The Chernoff bound you need is given by $ Pr(X < (1-\delta)Ex[X]) \le \left( \frac{e^\delta}{(1-\delta)^{1-\delta}} \right)^{Ex[X]}. $
In your case, $Ex[X] = n/4$. Therefore, $ Pr(X < (1-\epsilon)n/8) \le Pr(X < n/8) \le Pr(X < (1/2)n/4) = Pr(X < (1 - 1/2)n/4), $ so $\delta = 1/2$.
This leads to $ Pr(X < (1-\epsilon)n/8) \le \left( \frac{e^{1/2}}{(1/2)^{1/2}} \right)^{n/4}. $
The expression on the right is easily reduced by algebraic manipulation.
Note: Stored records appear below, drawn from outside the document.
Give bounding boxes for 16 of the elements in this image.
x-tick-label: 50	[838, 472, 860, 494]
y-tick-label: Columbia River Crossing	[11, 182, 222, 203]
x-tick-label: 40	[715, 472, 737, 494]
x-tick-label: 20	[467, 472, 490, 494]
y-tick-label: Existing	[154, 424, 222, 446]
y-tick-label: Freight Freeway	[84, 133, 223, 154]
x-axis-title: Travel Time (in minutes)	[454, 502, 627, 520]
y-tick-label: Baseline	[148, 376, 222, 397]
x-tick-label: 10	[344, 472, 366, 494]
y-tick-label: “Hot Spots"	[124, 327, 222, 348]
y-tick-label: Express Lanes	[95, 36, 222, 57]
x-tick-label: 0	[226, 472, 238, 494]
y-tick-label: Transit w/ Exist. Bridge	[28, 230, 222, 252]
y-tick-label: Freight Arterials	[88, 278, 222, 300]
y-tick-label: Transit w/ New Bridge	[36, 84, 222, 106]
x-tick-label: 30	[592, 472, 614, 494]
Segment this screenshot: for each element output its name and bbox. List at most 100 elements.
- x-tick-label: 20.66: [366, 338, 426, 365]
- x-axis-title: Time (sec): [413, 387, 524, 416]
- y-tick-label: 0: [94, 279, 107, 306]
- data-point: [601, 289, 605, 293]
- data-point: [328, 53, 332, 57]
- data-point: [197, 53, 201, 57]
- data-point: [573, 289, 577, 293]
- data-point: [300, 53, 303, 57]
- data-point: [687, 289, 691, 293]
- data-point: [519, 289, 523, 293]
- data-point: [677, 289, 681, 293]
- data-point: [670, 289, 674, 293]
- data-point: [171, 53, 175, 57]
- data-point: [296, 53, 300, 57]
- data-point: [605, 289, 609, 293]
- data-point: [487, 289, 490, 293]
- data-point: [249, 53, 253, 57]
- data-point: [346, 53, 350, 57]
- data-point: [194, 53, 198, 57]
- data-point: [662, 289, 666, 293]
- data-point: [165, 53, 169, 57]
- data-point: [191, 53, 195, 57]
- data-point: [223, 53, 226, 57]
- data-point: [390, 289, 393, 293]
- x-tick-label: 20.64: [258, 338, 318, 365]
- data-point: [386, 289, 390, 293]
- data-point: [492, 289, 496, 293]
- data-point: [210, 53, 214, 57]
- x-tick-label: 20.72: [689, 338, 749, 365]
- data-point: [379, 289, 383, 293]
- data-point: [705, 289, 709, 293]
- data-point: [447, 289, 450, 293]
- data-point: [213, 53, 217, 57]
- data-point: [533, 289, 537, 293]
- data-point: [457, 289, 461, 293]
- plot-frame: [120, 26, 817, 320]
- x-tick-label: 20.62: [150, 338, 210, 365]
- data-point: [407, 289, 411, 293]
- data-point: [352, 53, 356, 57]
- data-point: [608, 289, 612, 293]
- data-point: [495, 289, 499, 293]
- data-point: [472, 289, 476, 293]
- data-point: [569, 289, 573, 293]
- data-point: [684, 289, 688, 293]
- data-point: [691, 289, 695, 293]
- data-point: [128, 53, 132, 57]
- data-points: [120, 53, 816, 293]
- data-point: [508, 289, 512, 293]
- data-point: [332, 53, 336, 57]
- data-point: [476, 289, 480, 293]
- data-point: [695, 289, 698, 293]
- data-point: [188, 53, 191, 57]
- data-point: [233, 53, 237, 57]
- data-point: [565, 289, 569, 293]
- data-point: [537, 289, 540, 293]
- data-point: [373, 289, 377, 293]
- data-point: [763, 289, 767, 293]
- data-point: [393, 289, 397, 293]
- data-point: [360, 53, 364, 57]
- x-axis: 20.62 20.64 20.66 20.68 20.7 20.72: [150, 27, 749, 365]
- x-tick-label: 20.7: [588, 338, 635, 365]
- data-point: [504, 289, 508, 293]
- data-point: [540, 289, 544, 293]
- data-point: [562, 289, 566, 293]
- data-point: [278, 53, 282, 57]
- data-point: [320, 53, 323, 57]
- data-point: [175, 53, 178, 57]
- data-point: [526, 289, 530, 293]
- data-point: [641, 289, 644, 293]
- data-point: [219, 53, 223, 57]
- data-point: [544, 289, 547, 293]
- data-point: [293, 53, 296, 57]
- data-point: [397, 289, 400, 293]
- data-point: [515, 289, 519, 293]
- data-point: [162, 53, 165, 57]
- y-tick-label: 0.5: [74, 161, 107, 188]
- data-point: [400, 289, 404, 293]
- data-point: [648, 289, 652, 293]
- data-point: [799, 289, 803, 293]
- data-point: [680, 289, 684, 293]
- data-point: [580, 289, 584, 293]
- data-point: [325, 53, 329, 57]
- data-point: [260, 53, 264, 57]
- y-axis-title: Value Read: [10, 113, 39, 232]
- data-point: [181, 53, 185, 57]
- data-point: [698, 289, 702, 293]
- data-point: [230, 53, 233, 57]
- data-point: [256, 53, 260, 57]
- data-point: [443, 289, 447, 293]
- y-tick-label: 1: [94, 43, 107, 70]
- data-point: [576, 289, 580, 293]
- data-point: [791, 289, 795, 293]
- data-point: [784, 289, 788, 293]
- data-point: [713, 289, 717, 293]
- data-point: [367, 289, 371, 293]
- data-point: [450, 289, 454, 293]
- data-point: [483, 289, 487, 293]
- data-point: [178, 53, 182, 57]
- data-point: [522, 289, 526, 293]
After this, you need to find an $n$ such that this expression is polynomially small.
This shows some of the power of Chernoff bounds, that is, that once you know $Ex[X]$, you can pick $\delta$ easily, and then the bound itself is given by a simple closed expression raised to $Ex[X]$. Let me repeat: all you need to know (if you have 0/1 independent Poisson Trials), is the expected value!
If you would like help with the algebraic manipulation, please comment as such.
NB + spoiler: Another formulation to memorize (cf. deathbed formulae :-) of the lower Chernoff bound is $ Pr(X < (1-\delta)Ex[X]) \le e^{-Ex[X]\delta^2/2}. $ In your case, this would become $ Pr(X < (1-\epsilon)n/8) \le e^{-(n/4)(1/2)^2/2} = e^{-n/32}. $ Solving for $n$ such that this expression is less than $N^{-c}$ gives $n \ge 64\log N$ (to get the bound with high probability with respect to $N$), as this equation shows: $ e^{-64\log(N)/32} = \left( e^{\log N} \right)^{-2} = N^{-2}. $
Thus, with at least $n = \Theta(\log N)$ flips (or whatever your variables denote) means that $X \ge (1-\epsilon)n/8$ with high probability with respect to $N$.